◆文学がまちへ出てきた
このフェスティバルには作家・著述者など毎年80名ほど招聘されます。もちろんこの中には絵本・子供向け作品の作家たちも含まれます。
このように書くと、さぞかしエアランゲン市は大きな都市なのだろうと思われる読者諸氏もおられるかもしれないでしょう。しかし、わずか10万人。ドイツの都市は相対的に規模が小さく、音楽祭で有名なバイロイトでも7万2000人ほどの人口規模です。その上、まちの中心地といえば、お店やカフェ、レストランはもちろん、ギャラリーや図書館、広場や公園があります。だから普段から高齢者もカフェで楽しんでいるし、若者は「まちのどこそこで会おうぜ」と待ち合わせの場所にする。夫婦がベビーカーを押して来ることもできる。そんな場所なのです。

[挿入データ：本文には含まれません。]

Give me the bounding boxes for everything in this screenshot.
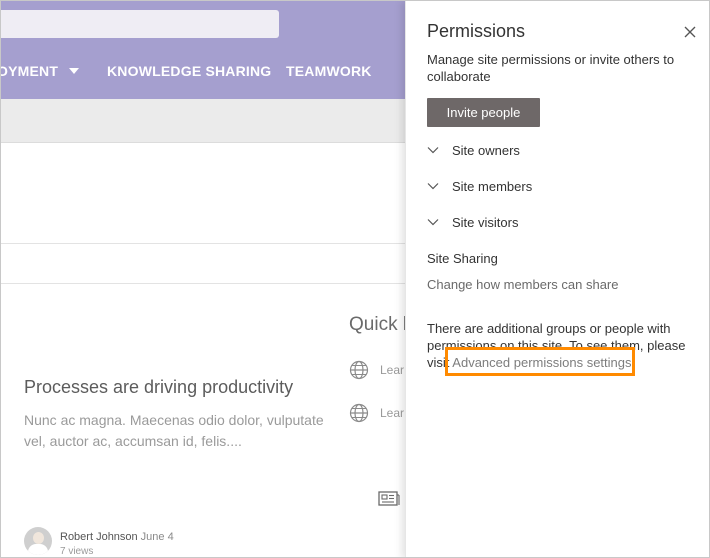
close-icon[interactable] — [683, 25, 697, 39]
chevron-down-icon — [427, 147, 439, 154]
news-title[interactable]: Processes are driving productivity — [24, 377, 293, 398]
news-date: June 4 — [140, 531, 174, 543]
globe-icon — [349, 360, 369, 380]
invite-people-button[interactable]: Invite people — [427, 98, 540, 127]
quick-link-label: Lear — [380, 406, 405, 420]
group-label: Site visitors — [452, 215, 519, 230]
panel-title: Permissions — [427, 21, 526, 41]
app-window: OYMENT KNOWLEDGE SHARING TEAMWORK Proces… — [0, 0, 710, 558]
permissions-panel: Permissions Manage site permissions or i… — [405, 1, 709, 557]
additional-permissions-text: There are additional groups or people wi… — [427, 320, 699, 371]
group-label: Site owners — [452, 143, 520, 158]
group-label: Site members — [452, 179, 533, 194]
nav-item-knowledge-sharing[interactable]: KNOWLEDGE SHARING — [107, 63, 271, 79]
news-views: 7 views — [60, 546, 94, 557]
news-icon[interactable] — [378, 490, 400, 508]
panel-description: Manage site permissions or invite others… — [427, 52, 675, 84]
quick-links-title: Quick l — [349, 314, 408, 335]
chevron-down-icon[interactable] — [69, 68, 79, 74]
news-description: Nunc ac magna. Maecenas odio dolor, vulp… — [24, 412, 324, 449]
search-input[interactable] — [1, 10, 279, 38]
globe-icon — [349, 403, 369, 423]
site-sharing-heading: Site Sharing — [427, 251, 498, 266]
change-sharing-link[interactable]: Change how members can share — [427, 277, 619, 292]
nav-item-teamwork[interactable]: TEAMWORK — [286, 63, 372, 79]
news-author: Robert Johnson June 4 — [60, 531, 174, 543]
quick-link-label: Lear — [380, 363, 405, 377]
chevron-down-icon — [427, 219, 439, 226]
author-name[interactable]: Robert Johnson — [60, 531, 138, 543]
nav-item-deployment[interactable]: OYMENT — [1, 63, 58, 79]
avatar — [24, 527, 52, 555]
advanced-permissions-link[interactable]: Advanced permissions settings. — [452, 355, 635, 370]
chevron-down-icon — [427, 183, 439, 190]
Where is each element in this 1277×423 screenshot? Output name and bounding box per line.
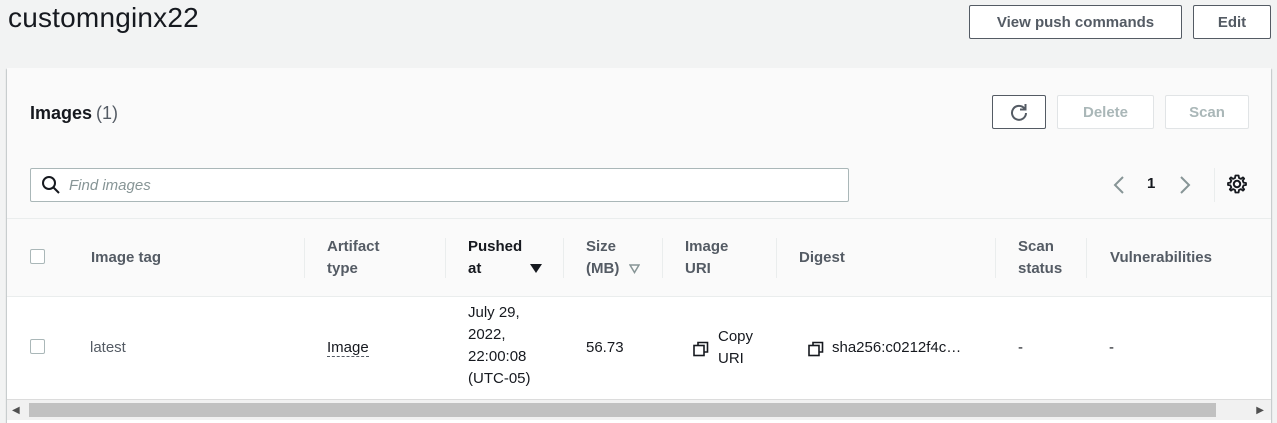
column-divider	[563, 238, 564, 278]
search-icon	[42, 176, 60, 194]
image-tag-cell: latest	[90, 339, 126, 356]
column-image-uri-line1: Image	[685, 238, 729, 255]
column-scan-status-line1: Scan	[1018, 238, 1054, 255]
sort-descending-icon	[530, 264, 542, 273]
column-artifact-type[interactable]: Artifact type	[327, 236, 380, 280]
edit-button[interactable]: Edit	[1193, 5, 1271, 39]
column-divider	[1086, 238, 1087, 278]
delete-button[interactable]: Delete	[1057, 95, 1154, 129]
column-divider	[995, 238, 996, 278]
column-size-line1: Size	[586, 238, 617, 255]
column-divider	[445, 238, 446, 278]
copy-uri-line1: Copy	[718, 328, 754, 345]
pushed-at-line1: July 29,	[468, 304, 520, 321]
scroll-right-arrow-icon[interactable]: ▶	[1256, 405, 1264, 416]
page-title: customnginx22	[8, 2, 199, 33]
row-checkbox[interactable]	[30, 339, 45, 354]
column-digest[interactable]: Digest	[799, 247, 845, 269]
vulnerabilities-cell: -	[1109, 339, 1114, 356]
pushed-at-line4: (UTC-05)	[468, 370, 531, 387]
refresh-icon	[1011, 104, 1027, 121]
pager-divider	[1214, 168, 1215, 202]
digest-cell: sha256:c0212f4c…	[832, 339, 962, 356]
horizontal-scrollbar[interactable]: ◀ ▶	[7, 399, 1271, 420]
search-input[interactable]	[69, 176, 829, 194]
artifact-type-cell[interactable]: Image	[327, 337, 369, 359]
column-pushed-at-line1: Pushed	[468, 238, 523, 255]
artifact-type-link[interactable]: Image	[327, 339, 369, 357]
scroll-left-arrow-icon[interactable]: ◀	[12, 405, 20, 416]
column-divider	[776, 238, 777, 278]
column-size-line2: (MB)	[586, 260, 620, 277]
column-size[interactable]: Size (MB)	[586, 236, 619, 280]
select-all-checkbox[interactable]	[30, 249, 45, 264]
search-box	[30, 168, 849, 202]
column-divider	[304, 238, 305, 278]
pushed-at-cell: July 29, 2022, 22:00:08 (UTC-05)	[468, 302, 531, 390]
sort-caret-down-icon	[629, 264, 640, 274]
chevron-right-icon[interactable]	[1175, 173, 1195, 197]
copy-uri-button[interactable]: Copy URI	[718, 326, 753, 370]
scan-status-cell: -	[1018, 339, 1023, 356]
scroll-thumb[interactable]	[29, 403, 1216, 417]
column-divider	[662, 238, 663, 278]
refresh-button[interactable]	[992, 95, 1046, 129]
column-image-uri-line2: URI	[685, 260, 711, 277]
page-number[interactable]: 1	[1147, 175, 1155, 192]
column-image-tag[interactable]: Image tag	[91, 247, 161, 269]
scan-button[interactable]: Scan	[1165, 95, 1249, 129]
panel-title-text: Images	[30, 103, 93, 123]
image-count: (1)	[96, 103, 119, 123]
column-artifact-type-line2: type	[327, 260, 358, 277]
column-scan-status[interactable]: Scan status	[1018, 236, 1062, 280]
panel-title: Images (1)	[30, 103, 118, 124]
copy-icon[interactable]	[693, 341, 709, 357]
column-vulnerabilities[interactable]: Vulnerabilities	[1110, 247, 1212, 269]
size-cell: 56.73	[586, 339, 624, 356]
images-panel: Images(1) Delete Scan 1 Image tag Artifa…	[7, 68, 1271, 423]
column-image-uri[interactable]: Image URI	[685, 236, 728, 280]
copy-icon[interactable]	[808, 341, 824, 357]
copy-uri-line2: URI	[718, 350, 744, 367]
column-artifact-type-line1: Artifact	[327, 238, 380, 255]
column-scan-status-line2: status	[1018, 260, 1063, 277]
view-push-commands-button[interactable]: View push commands	[969, 5, 1182, 39]
gear-icon[interactable]	[1226, 173, 1248, 195]
pushed-at-line2: 2022,	[468, 326, 506, 343]
table-header	[7, 218, 1271, 297]
chevron-left-icon[interactable]	[1109, 173, 1129, 197]
pushed-at-line3: 22:00:08	[468, 348, 527, 365]
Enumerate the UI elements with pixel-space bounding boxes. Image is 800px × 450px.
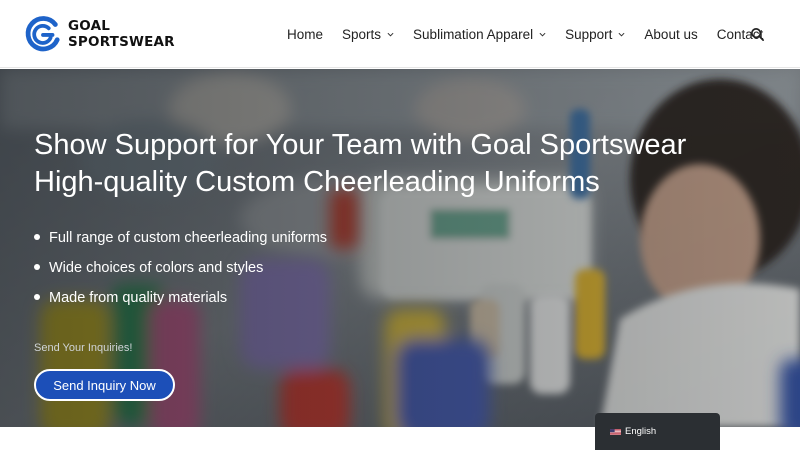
nav-sports[interactable]: Sports (342, 27, 394, 42)
main-nav: Home Sports Sublimation Apparel Support … (287, 0, 782, 68)
hero-banner: Show Support for Your Team with Goal Spo… (0, 69, 800, 427)
nav-sports-label: Sports (342, 26, 382, 42)
feature-item: Wide choices of colors and styles (34, 253, 327, 283)
chevron-down-icon (539, 32, 546, 37)
site-header: GOAL SPORTSWEAR Home Sports Sublimation … (0, 0, 800, 68)
inquiry-note: Send Your Inquiries! (34, 342, 133, 354)
nav-support[interactable]: Support (565, 27, 625, 42)
hero-title-line-1: Show Support for Your Team with Goal Spo… (34, 129, 687, 161)
brand-line-2: SPORTSWEAR (68, 34, 175, 50)
language-label: English (625, 426, 657, 437)
nav-home-label: Home (287, 26, 324, 42)
chevron-down-icon (618, 32, 625, 37)
feature-list: Full range of custom cheerleading unifor… (34, 223, 327, 313)
nav-sublimation-apparel[interactable]: Sublimation Apparel (413, 27, 546, 42)
brand-logo[interactable]: GOAL SPORTSWEAR (24, 15, 175, 53)
chevron-down-icon (387, 32, 394, 37)
nav-about-us[interactable]: About us (644, 27, 697, 42)
send-inquiry-button[interactable]: Send Inquiry Now (34, 369, 175, 401)
hero-title: Show Support for Your Team with Goal Spo… (34, 127, 774, 201)
nav-home[interactable]: Home (287, 27, 323, 42)
nav-support-label: Support (565, 26, 613, 42)
hero-title-line-2: High-quality Custom Cheerleading Uniform… (34, 166, 600, 198)
brand-name: GOAL SPORTSWEAR (68, 18, 175, 50)
us-flag-icon (610, 428, 621, 435)
nav-sublimation-apparel-label: Sublimation Apparel (413, 26, 534, 42)
feature-item: Full range of custom cheerleading unifor… (34, 223, 327, 253)
feature-item: Made from quality materials (34, 283, 327, 313)
goal-g-logo-icon (25, 16, 60, 52)
nav-about-us-label: About us (644, 26, 698, 42)
brand-line-1: GOAL (68, 18, 111, 34)
search-icon[interactable] (750, 27, 765, 42)
language-switcher[interactable]: English (595, 413, 720, 450)
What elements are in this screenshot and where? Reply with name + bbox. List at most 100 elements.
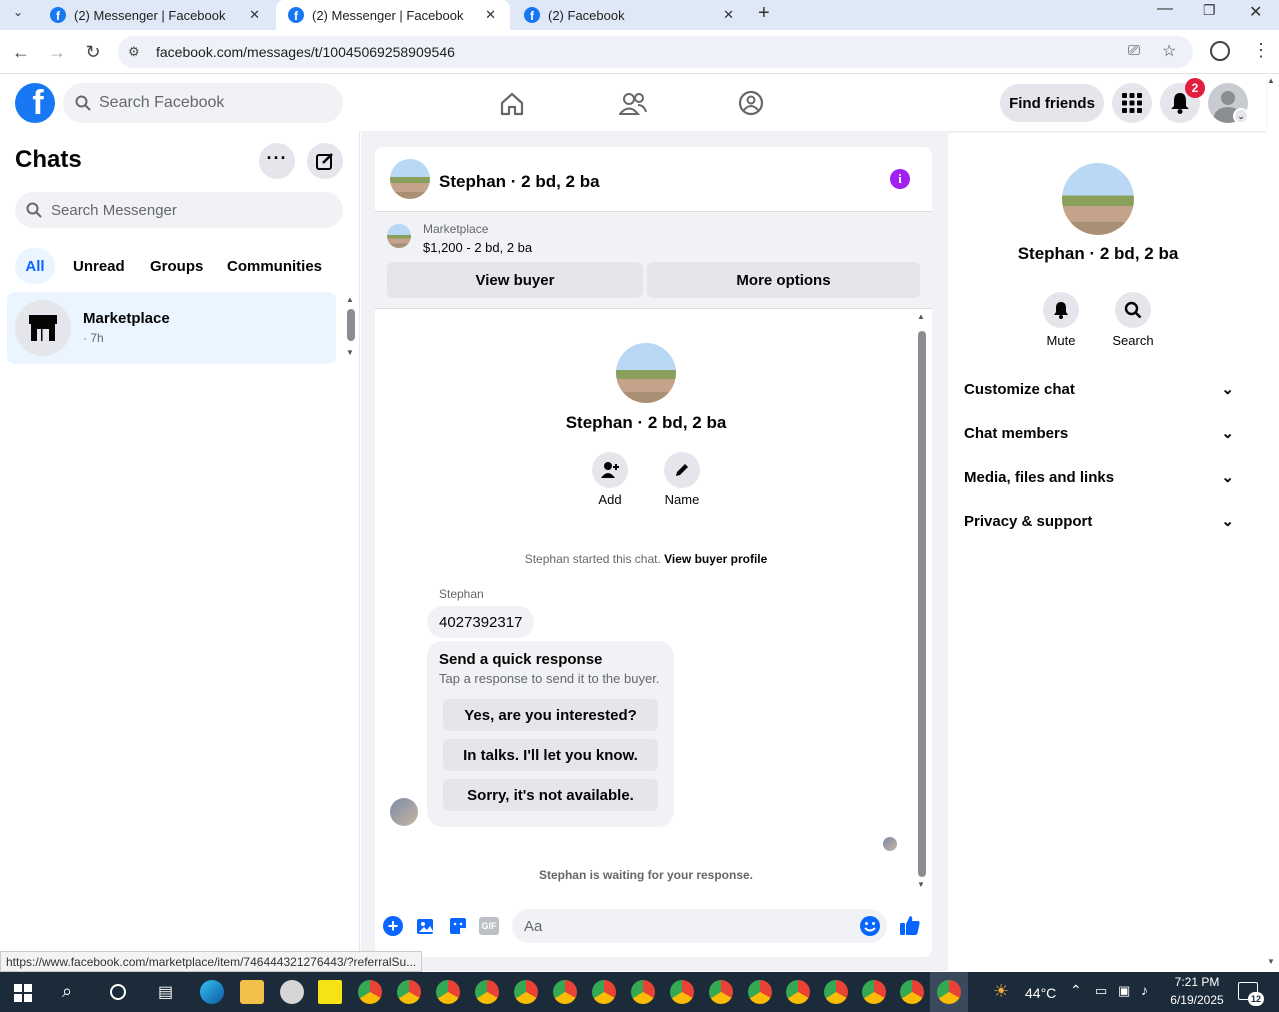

このような空間で行われる文学フェスティバル。メイン会場の宮殿庭園のみならず、市街地全体は拡声器で音楽が流れてきたりするわけでもなく、それでいてフェスティバル特有のわくわくした雰囲気もあります。「書を捨てよ 町へ出よう」ではなく、書がそのまま町へ出てきたかたちですね。このフェスティバルは今年で36回目。作家の朗読に耳を傾けている大人の中には、子供のときにも、ここで童話の朗読を聞いていた。そんな人もいるかもしれません。